The Vietnam lesson – again!

The whole world (minus Israel) is praying that we don’t go to war against Iraq. But we probably will: the die is cast, and it is only a matter of time now — unless we massively mobilize to stop what can only be described as a horrible act of madness.

To begin with, the propaganda season is in full swing: how interesting and convenient that all of a sudden, out of nowhere, a man approaches CNN and leads them to a large cache of tapes in exchange for a few thousand dollars. How convenient that the tapes would contain recordings of instructions on how to make chemical weapons, and, to boot, scenes of a helpless puppy yelping in agony under a deadly gaseous cloud. And how strange that the government would make no fuss over freely airing the content of those tapes, when it all but arrested CNN executives for airing portions of Al-Jazeera’s Bin Laden tapes last year. Wouldn’t the terrorists who were apt to decode hidden messages from Bin Laden be liable to pick up a couple of pointers on making a bomb or two? Apparently not.

Moreover, it is now becoming clearer by the day that Saudi Arabia is no longer willing to keep US bases on its soil for much longer. The political overhead at home is becoming so enormous that the Saudi government, taking a rare step, publicly announced that it will not give the United States permission to launch attacks against Iraq from Saudi soil. In other words, the United States needs to find a new home for its Saudi base. So, what better solution than to plop them right there in Iraq, a much better strategic position (and the weather is much nicer) than the Saudi desert, flanked by arch-enemies Iran in the east and Syria in the west, and long-time allies Turkey in the north and Kuwait and Saudi Arabia in the south?

But perhaps the best indication that we are going to war is the fact that president Bush has all but openly said that we are going in. Egged on by a team drunk with the myth of the “painless” victories of Desert Storm and the war in Afghanistan, they feel that they can easily pull it off a third time.

But maybe we should be superstitious instead of starry-eyed. Perhaps just as the third war was not a charmer with Vietnam, after the “successes” of World War Two and Korea, this war also may turn out to be an agonizing, protracted nightmare that will end badly for us. The similarities are certainly alarming: our involvement in Viet Nam was sold (though not for long) to the American public as part of a global struggle against the evil of the day back then, “the communist menace”. Today, the war against Iraq is being explained (and loosely at that) in terms of our global struggle against the evil of today, “terror”. Back then, we had the FBI’s J Edgar Hoover uprooting and exposing Communists left and right, and keeping a close tab on anyone who rocked the boat; today, we have Attorney General John Ashcroft, who seems to have already outdone Hoover by imprisoning for months, and without formally charging them, hundreds of Americans simply on the suspicion that they could be valuable “material witnesses”. Also back then we were dragged into Vietnam by a young, inexperienced president who was ill-advised by his secretary of Defense, Robert McNamara, a hawk, but a man with no real military experience. Our president today is also advised by a hawk, Donald Rumsfeld, who also happens to have very little military experience.
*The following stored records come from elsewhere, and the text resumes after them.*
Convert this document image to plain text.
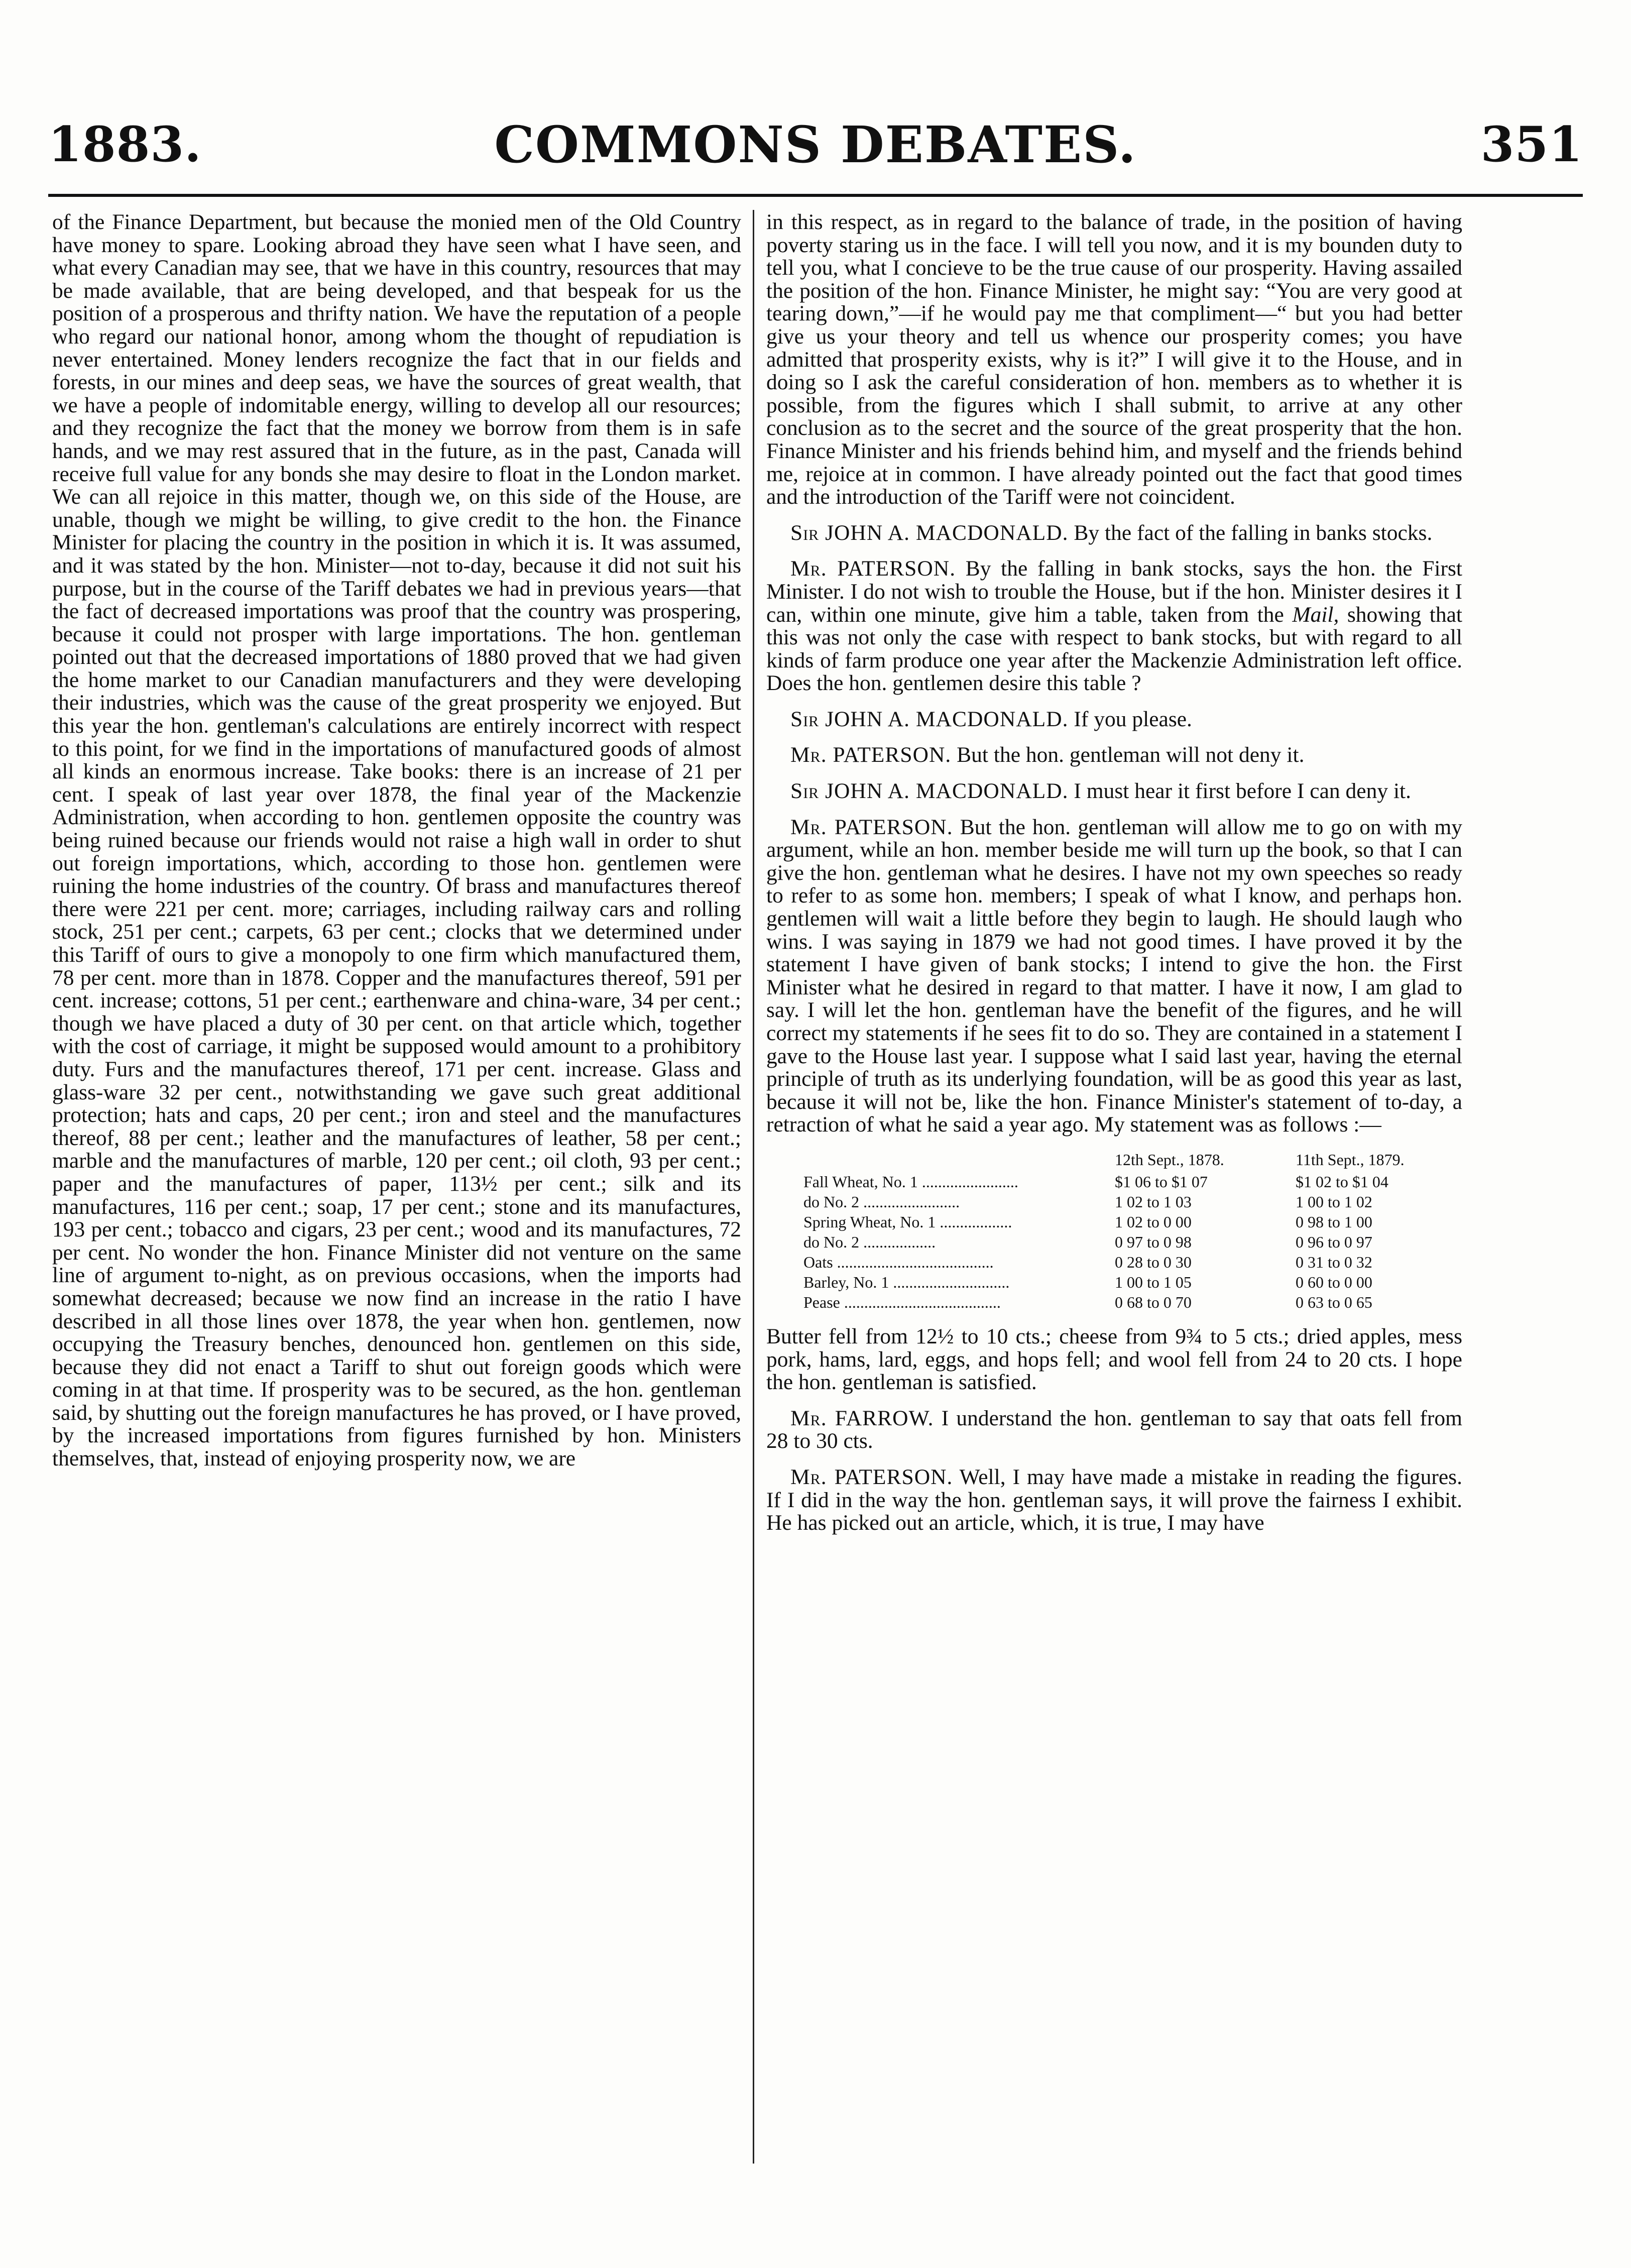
COMMONS DEBATES.
1883.	351

of the Finance Department, but because the monied men of the Old Country have money to spare. Looking abroad they have seen what I have seen, and what every Canadian may see, that we have in this country, resources that may be made available, that are being developed, and that bespeak for us the position of a prosperous and thrifty nation. We have the reputation of a people who regard our national honor, among whom the thought of repudiation is never entertained. Money lenders recognize the fact that in our fields and forests, in our mines and deep seas, we have the sources of great wealth, that we have a people of indomitable energy, willing to develop all our resources; and they recognize the fact that the money we borrow from them is in safe hands, and we may rest assured that in the future, as in the past, Canada will receive full value for any bonds she may desire to float in the London market. We can all rejoice in this matter, though we, on this side of the House, are unable, though we might be willing, to give credit to the hon. the Finance Minister for placing the country in the position in which it is. It was assumed, and it was stated by the hon. Minister—not to-day, because it did not suit his purpose, but in the course of the Tariff debates we had in previous years—that the fact of decreased importations was proof that the country was prospering, because it could not prosper with large importations. The hon. gentleman pointed out that the decreased importations of 1880 proved that we had given the home market to our Canadian manufacturers and they were developing their industries, which was the cause of the great prosperity we enjoyed. But this year the hon. gentleman's calculations are entirely incorrect with respect to this point, for we find in the importations of manufactured goods of almost all kinds an enormous increase. Take books: there is an increase of 21 per cent. I speak of last year over 1878, the final year of the Mackenzie Administration, when according to hon. gentlemen opposite the country was being ruined because our friends would not raise a high wall in order to shut out foreign importations, which, according to those hon. gentlemen were ruining the home industries of the country. Of brass and manufactures thereof there were 221 per cent. more; carriages, including railway cars and rolling stock, 251 per cent.; carpets, 63 per cent.; clocks that we determined under this Tariff of ours to give a monopoly to one firm which manufactured them, 78 per cent. more than in 1878. Copper and the manufactures thereof, 591 per cent. increase; cottons, 51 per cent.; earthenware and china-ware, 34 per cent.; though we have placed a duty of 30 per cent. on that article which, together with the cost of carriage, it might be supposed would amount to a prohibitory duty. Furs and the manufactures thereof, 171 per cent. increase. Glass and glass-ware 32 per cent., notwithstanding we gave such great additional protection; hats and caps, 20 per cent.; iron and steel and the manufactures thereof, 88 per cent.; leather and the manufactures of leather, 58 per cent.; marble and the manufactures of marble, 120 per cent.; oil cloth, 93 per cent.; paper and the manufactures of paper, 113½ per cent.; silk and its manufactures, 116 per cent.; soap, 17 per cent.; stone and its manufactures, 193 per cent.; tobacco and cigars, 23 per cent.; wood and its manufactures, 72 per cent. No wonder the hon. Finance Minister did not venture on the same line of argument to-night, as on previous occasions, when the imports had somewhat decreased; because we now find an increase in the ratio I have described in all those lines over 1878, the year when hon. gentlemen, now occupying the Treasury benches, denounced hon. gentlemen on this side, because they did not enact a Tariff to shut out foreign goods which were coming in at that time. If prosperity was to be secured, as the hon. gentleman said, by shutting out the foreign manufactures he has proved, or I have proved, by the increased importations from figures furnished by hon. Ministers themselves, that, instead of enjoying prosperity now, we are

in this respect, as in regard to the balance of trade, in the position of having poverty staring us in the face. I will tell you now, and it is my bounden duty to tell you, what I concieve to be the true cause of our prosperity. Having assailed the position of the hon. Finance Minister, he might say: “You are very good at tearing down,”—if he would pay me that compliment—“ but you had better give us your theory and tell us whence our prosperity comes; you have admitted that prosperity exists, why is it?” I will give it to the House, and in doing so I ask the careful consideration of hon. members as to whether it is possible, from the figures which I shall submit, to arrive at any other conclusion as to the secret and the source of the great prosperity that the hon. Finance Minister and his friends behind him, and myself and the friends behind me, rejoice at in common. I have already pointed out the fact that good times and the introduction of the Tariff were not coincident.

Sir JOHN A. MACDONALD. By the fact of the falling in banks stocks.

Mr. PATERSON. By the falling in bank stocks, says the hon. the First Minister. I do not wish to trouble the House, but if the hon. Minister desires it I can, within one minute, give him a table, taken from the Mail, showing that this was not only the case with respect to bank stocks, but with regard to all kinds of farm produce one year after the Mackenzie Administration left office. Does the hon. gentlemen desire this table ?

Sir JOHN A. MACDONALD. If you please.

Mr. PATERSON. But the hon. gentleman will not deny it.

Sir JOHN A. MACDONALD. I must hear it first before I can deny it.

Mr. PATERSON. But the hon. gentleman will allow me to go on with my argument, while an hon. member beside me will turn up the book, so that I can give the hon. gentleman what he desires. I have not my own speeches so ready to refer to as some hon. members; I speak of what I know, and perhaps hon. gentlemen will wait a little before they begin to laugh. He should laugh who wins. I was saying in 1879 we had not good times. I have proved it by the statement I have given of bank stocks; I intend to give the hon. the First Minister what he desired in regard to that matter. I have it now, I am glad to say. I will let the hon. gentleman have the benefit of the figures, and he will correct my statements if he sees fit to do so. They are contained in a statement I gave to the House last year. I suppose what I said last year, having the eternal principle of truth as its underlying foundation, will be as good this year as last, because it will not be, like the hon. Finance Minister's statement of to-day, a retraction of what he said a year ago. My statement was as follows :—

	12th Sept., 1878.	11th Sept., 1879.
Fall Wheat, No. 1 ........................	$1 06 to $1 07	$1 02 to $1 04
do No. 2 ........................	1 02 to 1 03	1 00 to 1 02
Spring Wheat, No. 1 ..................	1 02 to 0 00	0 98 to 1 00
do No. 2 ..................	0 97 to 0 98	0 96 to 0 97
Oats .......................................	0 28 to 0 30	0 31 to 0 32
Barley, No. 1 .............................	1 00 to 1 05	0 60 to 0 00
Pease .......................................	0 68 to 0 70	0 63 to 0 65

Butter fell from 12½ to 10 cts.; cheese from 9¾ to 5 cts.; dried apples, mess pork, hams, lard, eggs, and hops fell; and wool fell from 24 to 20 cts. I hope the hon. gentleman is satisfied.

Mr. FARROW. I understand the hon. gentleman to say that oats fell from 28 to 30 cts.

Mr. PATERSON. Well, I may have made a mistake in reading the figures. If I did in the way the hon. gentleman says, it will prove the fairness I exhibit. He has picked out an article, which, it is true, I may have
But perhaps we should remember now, before it is too late, the biggest lesson that came out of Vietnam: that our government should have listened to the people rather than to the hawks who knew very little about real war and were willing to put in harm’s way not their own sons and daughters but those of ordinary Americans. The American people were right all along then. We had no business forcing our will on others when the threat against us was based on an unproven theory. Today, we have no business invading a country when the threat against us is once again based on a theory that has yet to be proven.

Mr. Ahmed Bouzid is President of Palestine Media Watch.